Form 1 NATIONAL RAILROAD ADJUSTMENT BOARD Award No. 11233
SECOND DIVISION Docket No. 11128
2-AT&SF-SMW-'87
The Second Division consisted of the regular members and in
addition Referee Raymond E. McAlpin when award was rendered.
(Sheet Metal Workers' International Association
Parties to Dispute:
(The Atchison, Topeka and Santa Fe Railway Company

Dispute: Claim of Employes:

1. That the Atchison, Topeka and Santa Fe Railway Company violated the controlling agreement, particularly Rule 17, when Sheet Metal Worker J.N. Reynolds was not permitted to exercise his seniority when returning to work on March 5, 1984, San Bernardino, California.

2. That accordingly, The Atchison, Topeka and Santa Fe Railway Company be ordered to compensate Sheet Metal Worker Reynolds in the amount of forty hours (40') at current rate of pay for the period of time he was not permitted to exercise his seniority.

FINDINGS:

The Second Division of the Adjustment Board, upon the whole record and all the evidence, finds that:

The carrier or carriers and the employe or employes involved in this dispute are respectively carrier and employes within the meaning of the Railway Labor Act as approved June 21, 1934.

This Division of the Adjustment Board has jurisdiction over the dispute involved herein.



The Claimant, J. N. Reynolds, a Sheet Metal Worker with the Carrier, was on a medical leave of absence from August 25, 1983 through March 4, 1984. He returned to work on Monday, March 5, 1984, and discovered that his job had been abolished. The Claimant claimed Position 8420, which was occupied by a junior Sheet Metal Worker, Mr. D. E. Morrison. The Claimant was placed on Job 8416 for the remainder of the work week and then was allowed to displace Mr. Morrison on Job 8420 the next full work week, which began March 12, 1984.

The Organization argued this action on the part of the Carrier was a violation of Rule 17, which reads in pertinent part as follows:
Form 1 Award No. 11233
Page 2 Docket No. 11128
2-AT&SF-SMW-'87
"Exercising Seniority Upon Return from Leave of
Absence or Temporary Assignment
(a) An employe returning after leave of absence,
sick leave, military service, disability annuity,
vacation, temporary assignment or reinstatement
which prevented him from bidding (including
vacation or other temporary relief service on
official or supervisory position) or upon being
relieved from an official or supervisory position
who has been absent from his former position 180
consecutive calendar days or less may resume his
former assignment, provided it has not been
abolished or taken by a senior employe in the
exercise of seniority rights, or may, upon return
or within four (4) calendar days after resuming
duty on his former position, exercise seniority on
any position bulletined during his absence.
(b) An employe whose permanent assignment has been
abolished or taken by a senior employe in the
exercise of seniority rights, or who has been
absent from his former position in excess of 180
consecutive calendar days may, upon return,
exercise seniority over any junior employee.

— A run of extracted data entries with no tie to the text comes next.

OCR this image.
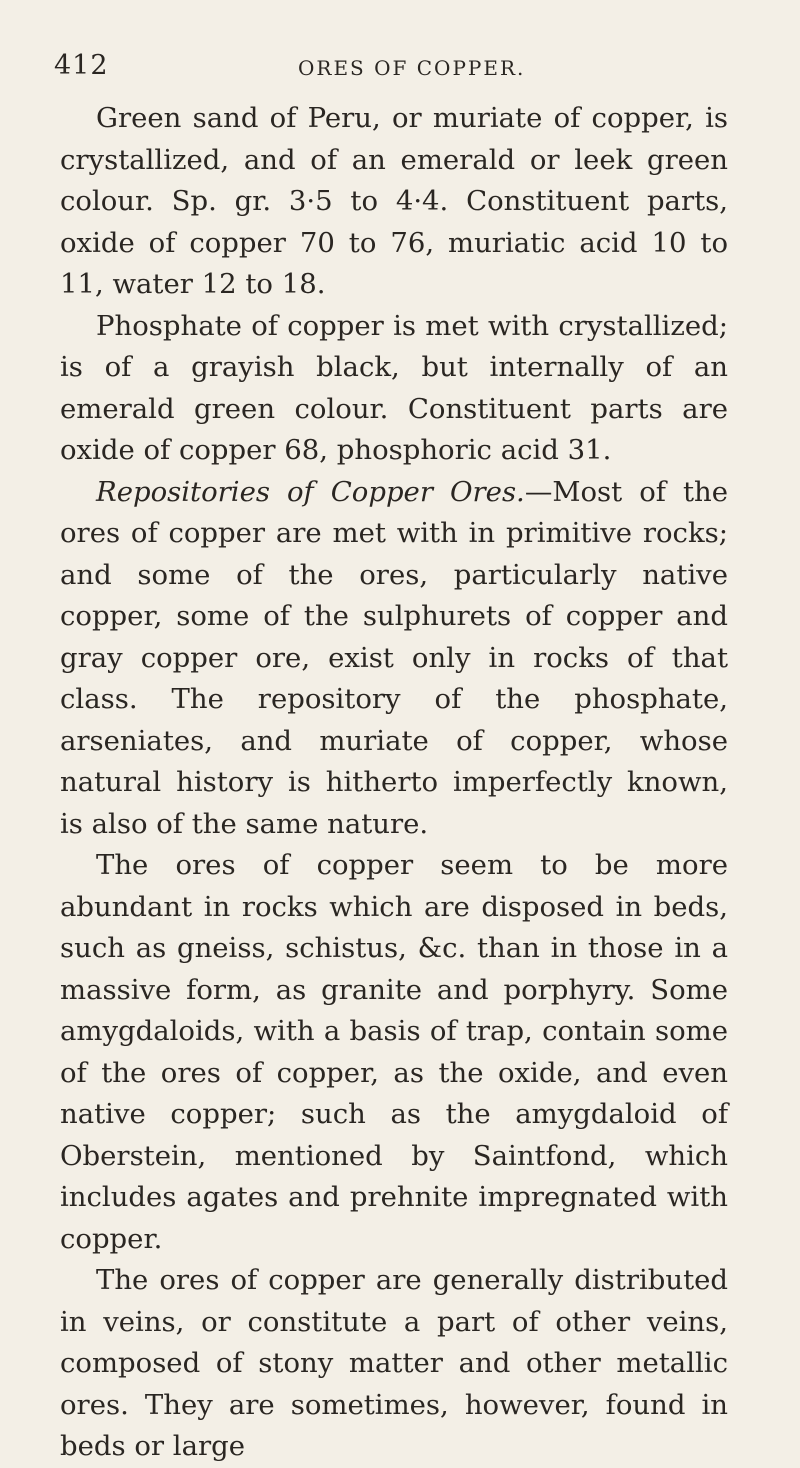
412	ORES OF COPPER.

Green sand of Peru, or muriate of copper, is crystallized, and of an emerald or leek green colour. Sp. gr. 3·5 to 4·4. Constituent parts, oxide of copper 70 to 76, muriatic acid 10 to 11, water 12 to 18.

Phosphate of copper is met with crystallized; is of a grayish black, but internally of an emerald green colour. Constituent parts are oxide of copper 68, phosphoric acid 31.

Repositories of Copper Ores.—Most of the ores of copper are met with in primitive rocks; and some of the ores, particularly native copper, some of the sulphurets of copper and gray copper ore, exist only in rocks of that class. The repository of the phosphate, arseniates, and muriate of copper, whose natural history is hitherto imperfectly known, is also of the same nature.

The ores of copper seem to be more abundant in rocks which are disposed in beds, such as gneiss, schistus, &c. than in those in a massive form, as granite and porphyry. Some amygdaloids, with a basis of trap, contain some of the ores of copper, as the oxide, and even native copper; such as the amygdaloid of Oberstein, mentioned by Saintfond, which includes agates and prehnite impregnated with copper.

The ores of copper are generally distributed in veins, or constitute a part of other veins, composed of stony matter and other metallic ores. They are sometimes, however, found in beds or large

The
returning employe may displace on a temporary
vacancy and upon release therefrom may exercise his
seniority over any junior employe. Employees
displaced through exercise of seniority under this
rule may exercise seniority over any junior
employe . - - - - "

The Organization stated the Rule is clear; the Carrier has violated this Rule. The Organization cites two Third Division Awards, one of which allowed pay because of the violation of seniority rights. The Organization argued pay is appropriate in this case because of the Rule's violation.

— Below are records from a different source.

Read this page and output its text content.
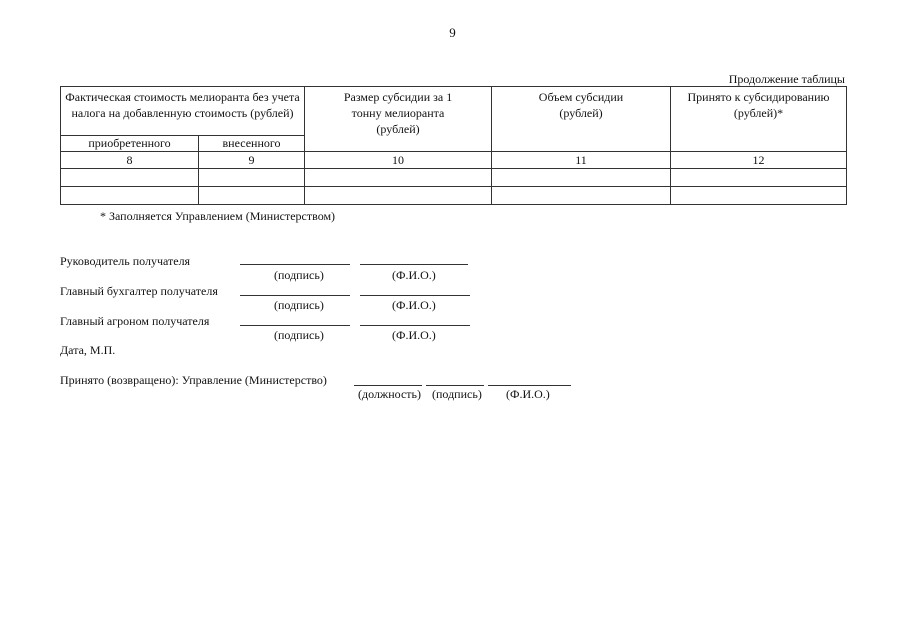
9
Продолжение таблицы
Фактическая стоимость мелиоранта без учета налога на добавленную стоимость (рублей)		Размер субсидии за 1 тонну мелиоранта (рублей)	Объем субсидии (рублей)	Принято к субсидированию (рублей)*

приобретенного	внесенного			
8	9	10	11	12

* Заполняется Управлением (Министерством)
Руководитель получателя
(подпись)	(Ф.И.О.)
Главный бухгалтер получателя
(подпись)	(Ф.И.О.)
Главный агроном получателя
(подпись)	(Ф.И.О.)
Дата, М.П.
Принято (возвращено): Управление (Министерство)
(должность) (подпись) (Ф.И.О.)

The Carrier argued it has a practice of not allowing displacements under circumstances such as we have in this case unless it is for a full work week. The Claimant was allowed to place on a job for the remainder of the work week beginning March 5, 1984. Both jobs were Monday through Friday, and both jobs were paid the same rate of pay. The Carrier noted it had a lot of problems with displacements at this location and needed to have a Policy which provided for actual displacements at the beginning of the week. The Organization did not object when the policy was implemented. The Carrier found this necessary to meet the needs of its service. The Carrier pointed out that the Claimant lost no time or money and stated the Organization can cite no precedent for penalty pay.
Form 1 Award No. 11233
Page 3 Docket No. 11128
2-AT&SF-SMW-'87

Upon complete review of the record, the Board finds the Carrier to have violated the clear and unambiguous language of Rule 17. When the Board is faced with clear and unambiguous language, it has no authority to change or modify that language in any way. The Board concludes that the Carrier has violated Rule 17. However, the Claimant was fully employed during the period March 5, 1984 through March 11, 1984, and the Board can find no precedent cited in this case that would provide for punitive damages. Therefore, the Claim for money will be denied.



- Claim sustained in accordance with the Findings.




Attest: ~l
Nancy J. r - Executive Secretary

Dated at Chicago, Illinois, this 1st day of April 1987.